何気なくページをめくり、日記を読み進めていく。
そして、最初の一ページ目の内容を見終わった時、俺は戦慄した。


「 月 日

 今日は、○○県に、塔馬六介という剣の達人を訪ねた。
 色々あったが、意気投合し、二人で飲みに行った。
 その帰りで妙な女に会った。

 その女は、黒い着物を着ていて、赤ん坊を抱えていた。
 そして、自分は死に行く身体なので、その赤ん坊を頼むと言った。
 最初は怪しんだが、その女の必死な態度に、俺はその子を引き取ることにした。

 俺が女の手からその赤ん坊を抱いた瞬間、女は空気に溶けるように消えてしまった。
 かなり奇妙な出来事だったが、約束どおり、自分の息子として育てることにした。
 俺は、その赤ん坊の名前を『恭也』と名付けた。  」 


――ドサッ――

ノートの落ちる音がした。しかし、今の俺にはどうでも良かった。
自分の産みの母親は知らなかったが、父さんはいつも側にいてくれた。
そして、自分はこの人の息子なんだと実感していた。
だが、それすらも違ったとは……

「……それでも、自分の息子として、ずっと育ててくれた父さんに感謝だな」

そうだ。

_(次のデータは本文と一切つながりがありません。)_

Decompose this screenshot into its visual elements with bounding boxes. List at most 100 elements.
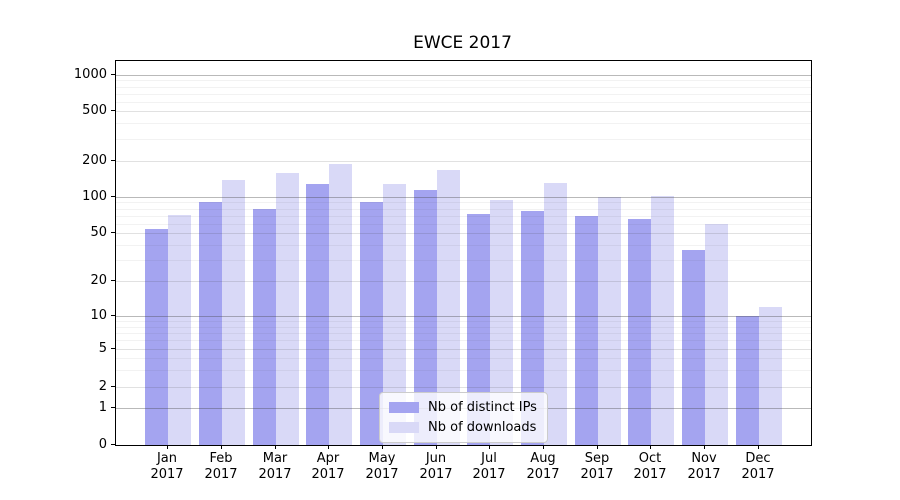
x-tick-mark [758, 445, 759, 449]
gridline [116, 233, 811, 234]
x-tick-year: 2017 [580, 467, 614, 482]
gridline [116, 281, 811, 282]
gridline-minor [116, 94, 811, 95]
x-tick-label: Jan 2017 [135, 451, 199, 483]
gridline [116, 349, 811, 350]
y-tick-mark [111, 444, 115, 445]
x-tick-label: Mar 2017 [243, 451, 307, 483]
bar-distinct-ips-aug [521, 211, 544, 445]
x-tick-year: 2017 [687, 467, 721, 482]
bar-distinct-ips-jan [145, 229, 168, 445]
bar-downloads-jul [490, 200, 513, 445]
x-tick-month: Feb [209, 451, 233, 466]
x-tick-year: 2017 [472, 467, 506, 482]
y-tick-label: 10 [90, 308, 107, 323]
x-tick-month: Jan [156, 451, 178, 466]
bar-downloads-may [383, 184, 406, 445]
bar-downloads-jan [168, 215, 191, 445]
legend-item: Nb of downloads [389, 420, 537, 435]
gridline-minor [116, 202, 811, 203]
x-tick-month: Oct [638, 451, 662, 466]
x-tick-year: 2017 [311, 467, 345, 482]
x-tick-label: Apr 2017 [296, 451, 360, 483]
y-tick-label: 1000 [73, 67, 107, 82]
x-tick-label: May 2017 [350, 451, 414, 483]
gridline-minor [116, 358, 811, 359]
legend-item: Nb of distinct IPs [389, 400, 537, 415]
x-tick-label: Feb 2017 [189, 451, 253, 483]
bar-distinct-ips-dec [736, 316, 759, 445]
x-tick-year: 2017 [419, 467, 453, 482]
gridline-minor [116, 370, 811, 371]
x-tick-label: Oct 2017 [618, 451, 682, 483]
y-tick-mark [111, 315, 115, 316]
y-tick-label: 20 [90, 273, 107, 288]
y-tick-label: 1 [98, 400, 107, 415]
x-tick-label: Jun 2017 [404, 451, 468, 483]
x-tick-mark [650, 445, 651, 449]
bar-downloads-mar [276, 173, 299, 445]
y-tick-mark [111, 348, 115, 349]
x-tick-year: 2017 [526, 467, 560, 482]
x-tick-label: Sep 2017 [565, 451, 629, 483]
gridline-minor [116, 216, 811, 217]
bar-distinct-ips-may [360, 202, 383, 445]
gridline-minor [116, 102, 811, 103]
gridline [116, 111, 811, 112]
x-tick-mark [221, 445, 222, 449]
x-tick-mark [328, 445, 329, 449]
plot-area [115, 60, 812, 446]
x-tick-mark [597, 445, 598, 449]
x-tick-month: Nov [691, 451, 717, 466]
gridline-minor [116, 209, 811, 210]
x-tick-month: Dec [745, 451, 771, 466]
x-tick-month: Apr [316, 451, 340, 466]
bar-distinct-ips-apr [306, 184, 329, 445]
gridline-minor [116, 333, 811, 334]
y-tick-mark [111, 407, 115, 408]
x-tick-month: Mar [262, 451, 288, 466]
x-tick-year: 2017 [204, 467, 238, 482]
x-tick-mark [543, 445, 544, 449]
x-tick-mark [436, 445, 437, 449]
y-tick-mark [111, 196, 115, 197]
x-tick-year: 2017 [741, 467, 775, 482]
bar-distinct-ips-mar [253, 209, 276, 445]
y-tick-mark [111, 386, 115, 387]
gridline-minor [116, 139, 811, 140]
x-tick-year: 2017 [150, 467, 184, 482]
legend-label: Nb of distinct IPs [428, 400, 537, 415]
legend-swatch-downloads [389, 422, 419, 433]
gridline-major [116, 197, 811, 198]
bar-downloads-sep [598, 197, 621, 445]
bar-distinct-ips-sep [575, 216, 598, 445]
y-tick-mark [111, 160, 115, 161]
y-tick-mark [111, 74, 115, 75]
x-tick-label: Jul 2017 [457, 451, 521, 483]
x-tick-year: 2017 [365, 467, 399, 482]
x-tick-month: May [368, 451, 396, 466]
bar-downloads-jun [437, 170, 460, 445]
y-tick-label: 2 [98, 379, 107, 394]
bar-downloads-apr [329, 164, 352, 445]
y-tick-label: 50 [90, 225, 107, 240]
bar-distinct-ips-oct [628, 219, 651, 445]
bar-distinct-ips-feb [199, 202, 222, 445]
x-tick-mark [275, 445, 276, 449]
y-tick-label: 500 [82, 103, 107, 118]
gridline [116, 161, 811, 162]
legend-label: Nb of downloads [428, 420, 537, 435]
y-tick-label: 200 [82, 153, 107, 168]
bar-downloads-nov [705, 224, 728, 445]
x-tick-year: 2017 [633, 467, 667, 482]
gridline-minor [116, 340, 811, 341]
bar-downloads-dec [759, 307, 782, 445]
x-tick-label: Nov 2017 [672, 451, 736, 483]
gridline-major [116, 316, 811, 317]
gridline-major [116, 75, 811, 76]
x-tick-mark [489, 445, 490, 449]
x-tick-mark [382, 445, 383, 449]
x-tick-label: Aug 2017 [511, 451, 575, 483]
bar-downloads-feb [222, 180, 245, 445]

おれはあの人の息子だ。それは間違いない。ただ血が繋がっていないだけ。
母さんとだってそうだ。血は繋がっていないが、今は立派な『家族』だ。

「……本当に……本当に二人には感謝だな……」

俺は『高町恭也』だ……今までも、そしてこれからも……

そう思う反面、自分の出生の謎を探りたいと思うの心もある。
考えこむこと数瞬、ふとノートから手紙が出ているとに気づいた。
それは、『恭也へ』と書かれていた。


「恭也へ

 お前がこの手紙を読んでいるということは、俺が直接伝えられない状態、死んだということだろう。
 俺の日記を読んだなら分かると思うが、俺はお前の本当の親ではない。
 日記に書かれているように、黒い着物を着た女性から託されたのだ。

 だが、そんなことはどうでも良い。

 父親らしいことは、何一つしてやれなかったが、俺はお前の父親だ。
 血の繋がりはないが、それ以上にお前の父親であり、家族だ。
 桃子も、美由希も、そしてまだ見ぬ子供もそうだ。

 お前のことだ、きっと自分の出生が気になりつつも、家族を『守る』ことを優先するだろう。
 だが、それによってお前がしたいことができなくなってしまうことが、親としては一番辛いことだ。
 もし、この手紙を見つけたなら、お前は自分の出生を探しに行け。
 お前はいつも家族を大事にしてきた。だから、今回は家族に甘えろ。

 辛いことが待っているかもしれないが、その時は『家族』を思い出せ。
 これから、お前がどこに行くかは分からないが、俺たちはいつまでも『家族』だ。
 そのことを忘れるな。

  士郎   」


読み終えた俺は、不覚にも涙が出そうになった。父さんが死んでから、流したことがない涙を。
しかし、思い留まった。涙を流すのは、全てが終わってから。つまり嬉し涙としてだ。
そう決心したところで、ふと手紙に続きがあることに気づいた。


「追伸

 出生を探すのなら、「塔馬六介」という人物を訪ねてみろ。
 お前を託された時、その場にいたし、そこは彼の住んでいる土地だ。
 もしかしたら、何か分かるかもしれない。 
 それに、彼は剣の達人だ。このことがなくても、会ってみて損はない。
 電話番号と住所を記しておくから、行ってみろ。 」


「塔馬六介」さんか……善は急げというし、早速連絡を取ってみるか。
しかし。父さんをして達人と言わしめる人か……
一体、どんな人物なのだろうか?

そんなこと考えながら、電話を手にする自分がいた。











あとがき

はじめまして、サツキと言います。

初めての作品はいかがだったでしょうか?

このサイトの皆さんの作品に触発されて、私もSSを書いてみたくなり、無謀にも挑戦してみました。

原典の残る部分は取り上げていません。